SİNCAN TREN İSTASYONU
“Vakit daralıyor” yazısı tam da bu istasyonda yazılmış. 1915 yılının nisan ayında, Sincan Köyü İstasyon Müdürü Khoren Avakian, İstanbul’dan Ermeni entelektüeller trenle Sincan İstasyonu’na tutuklu indirildiğinde aklından geçirmişti, saat kulesinin bu yazısını. Avakian, getirilen Gregoryen Ermenilerden bir kısmının Ayaş’ta, bir kısmının Elma Dağı civarında, bir kısmının da tehcir yolunda öldürüleceğini hissettiğinde, hükümet konağının önünde de 15 yaşından büyük Ermeniler çoktan toplatılmıştı.
MEYDANLAR
Ölümlerden yeniden kurulan kent meydanlarında “daralan vakti” bekleyenler arasında saat kulesi işçileri de, duvar yapıcıları da vardı. Kimi Sincan İstasyonu’na indirilmişti, kimi de Bağdat-Berlin Demiryolu hattından güneye... İstanbul’dan gelenlerden bir kısmı Osmanlı başkentini son yüzyılda imar eden Ermeni Balyan ailesinin ustalarındandı. Balyanlar ile birlikte Dolmabahçe Saat Kulesini ve Abdülhamit’in tahta çıkışının 25. yılının şerefine tüm imparatorluk coğrafyasına yayılan saat kulelerini yapmışlardı. Bir kısmı Mihran Azaryan ile birlikte 1902 yılında İzmit Saat Kulesi’nde çalışmıştı.
Dolmabahçe Saat Kulesi gibi Tophane’de Salıpazarı’nda Nusretiye Saat Kulesi de Ermeni ustaların tuğra çektiği meydana baktı.

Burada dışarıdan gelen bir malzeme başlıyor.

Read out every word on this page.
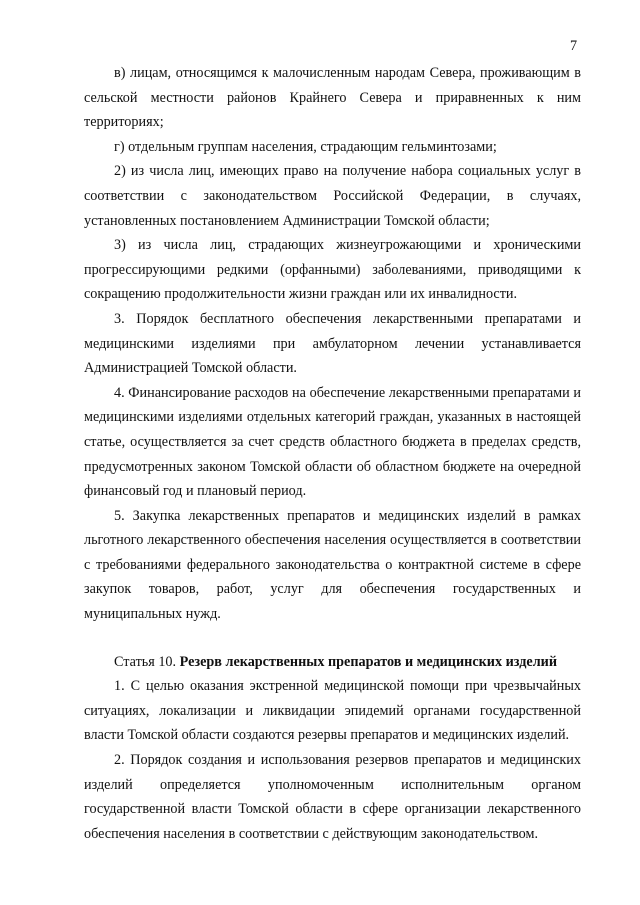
7

в) лицам, относящимся к малочисленным народам Севера, проживающим в сельской местности районов Крайнего Севера и приравненных к ним территориях;

г) отдельным группам населения, страдающим гельминтозами;

2) из числа лиц, имеющих право на получение набора социальных услуг в соответствии с законодательством Российской Федерации, в случаях, установленных постановлением Администрации Томской области;

3) из числа лиц, страдающих жизнеугрожающими и хроническими прогрессирующими редкими (орфанными) заболеваниями, приводящими к сокращению продолжительности жизни граждан или их инвалидности.

3. Порядок бесплатного обеспечения лекарственными препаратами и медицинскими изделиями при амбулаторном лечении устанавливается Администрацией Томской области.

4. Финансирование расходов на обеспечение лекарственными препаратами и медицинскими изделиями отдельных категорий граждан, указанных в настоящей статье, осуществляется за счет средств областного бюджета в пределах средств, предусмотренных законом Томской области об областном бюджете на очередной финансовый год и плановый период.

5. Закупка лекарственных препаратов и медицинских изделий в рамках льготного лекарственного обеспечения населения осуществляется в соответствии с требованиями федерального законодательства о контрактной системе в сфере закупок товаров, работ, услуг для обеспечения государственных и муниципальных нужд.

Статья 10. Резерв лекарственных препаратов и медицинских изделий

1. С целью оказания экстренной медицинской помощи при чрезвычайных ситуациях, локализации и ликвидации эпидемий органами государственной власти Томской области создаются резервы препаратов и медицинских изделий.

2. Порядок создания и использования резервов препаратов и медицинских изделий определяется уполномоченным исполнительным органом государственной власти Томской области в сфере организации лекарственного обеспечения населения в соответствии с действующим законодательством.
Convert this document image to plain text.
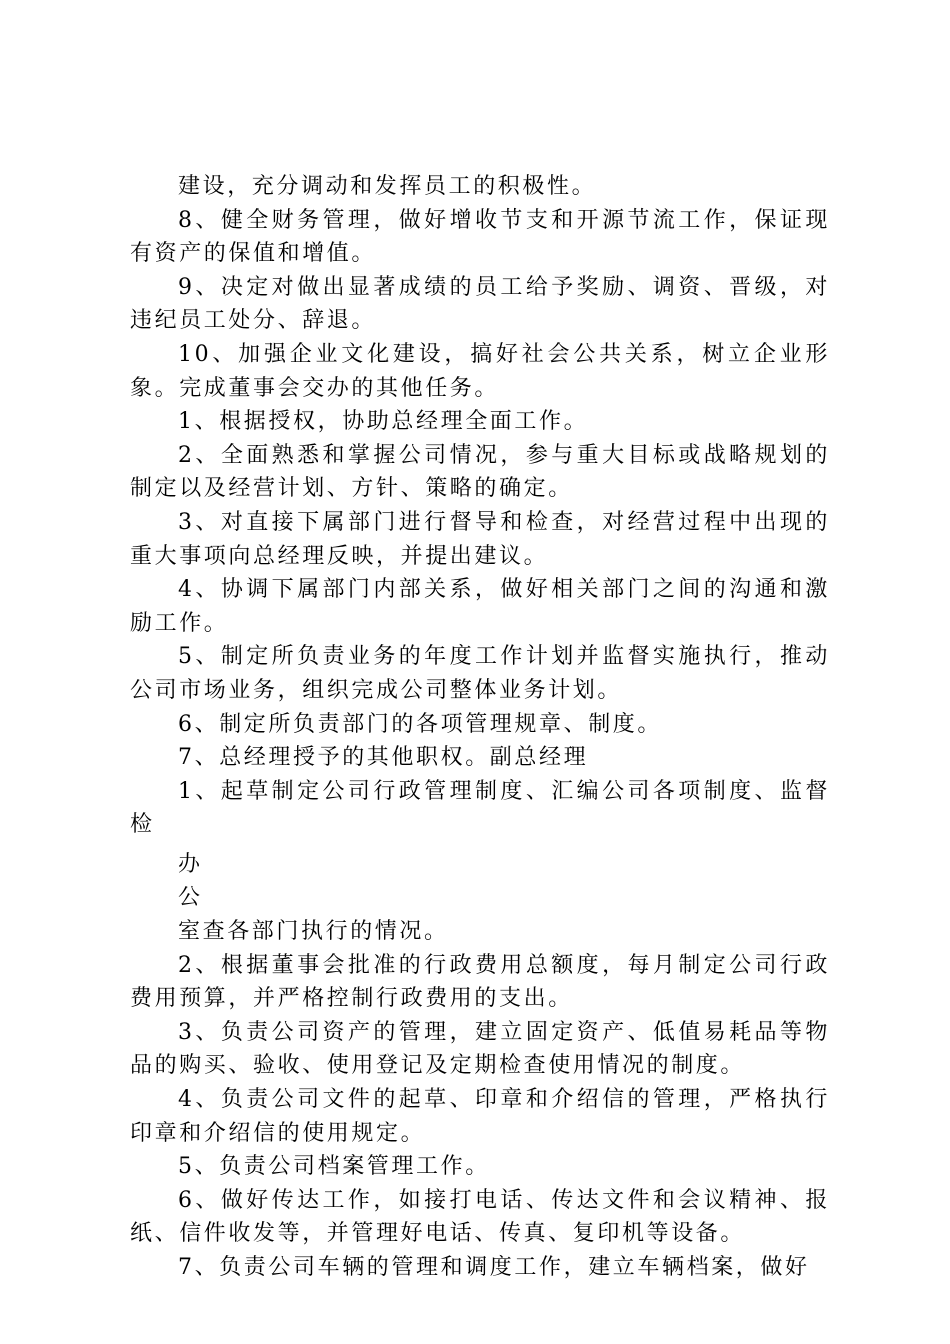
建设，充分调动和发挥员工的积极性。

8、健全财务管理，做好增收节支和开源节流工作，保证现有资产的保值和增值。

9、决定对做出显著成绩的员工给予奖励、调资、晋级，对违纪员工处分、辞退。

10、加强企业文化建设，搞好社会公共关系，树立企业形象。完成董事会交办的其他任务。

1、根据授权，协助总经理全面工作。

2、全面熟悉和掌握公司情况，参与重大目标或战略规划的制定以及经营计划、方针、策略的确定。

3、对直接下属部门进行督导和检查，对经营过程中出现的重大事项向总经理反映，并提出建议。

4、协调下属部门内部关系，做好相关部门之间的沟通和激励工作。

5、制定所负责业务的年度工作计划并监督实施执行，推动公司市场业务，组织完成公司整体业务计划。

6、制定所负责部门的各项管理规章、制度。

7、总经理授予的其他职权。副总经理

1、起草制定公司行政管理制度、汇编公司各项制度、监督检

办

公

室查各部门执行的情况。

2、根据董事会批准的行政费用总额度，每月制定公司行政费用预算，并严格控制行政费用的支出。

3、负责公司资产的管理，建立固定资产、低值易耗品等物品的购买、验收、使用登记及定期检查使用情况的制度。

4、负责公司文件的起草、印章和介绍信的管理，严格执行印章和介绍信的使用规定。

5、负责公司档案管理工作。

6、做好传达工作，如接打电话、传达文件和会议精神、报纸、信件收发等，并管理好电话、传真、复印机等设备。

7、负责公司车辆的管理和调度工作，建立车辆档案，做好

Çöküşünün saatini kuran Osmanlı için, bu kuleler merkezi otoritenin bir çığlığı gibiydi. Ergani, Yozgat, Sungurlu, İzmit, Çanakkale, Kayseri gibi onlarca şehre dikilmişti. Dikildiği yerlerde zamanı padişahın mekanı haline getirecekti. Tam da sanki son işleriydi Ermeni ustalarının bu saat kuleleri... 1894-96 arasında yaşadıkları katliamlar ve nihayetinde 1915 ve sonrasında “daralan vakitler” arkalarında bıraktıkları bakır kap kacakları Almanlara ve Avusturyalılara satan bir İttihat Terakki geleneği, arsalarına, bağlarına ve tüm tapulara el koyan yeni İslamcı hakim sınıflar, yüz yıl önce saatleri ayarlamıştı. Anadolu’yu homojenleştirmek, Türk-Müslüman milli bir sermaye sınıfı yaratmak ve bu zemin etrafında batının teknolojisini alan egemen sınıfların kurduğu bir rüyaydı, saat kulesi. Ki zaman hâlâ geçmişe doğru akmaya devam ediyor. Ki zaman hâlâ daralıyor. Sürgünlerin fonksiyonunu alıyor. Gidenler zamanı yük edip gittiler, saat kulesinin dibinde bizden kalansa emval-i metruke.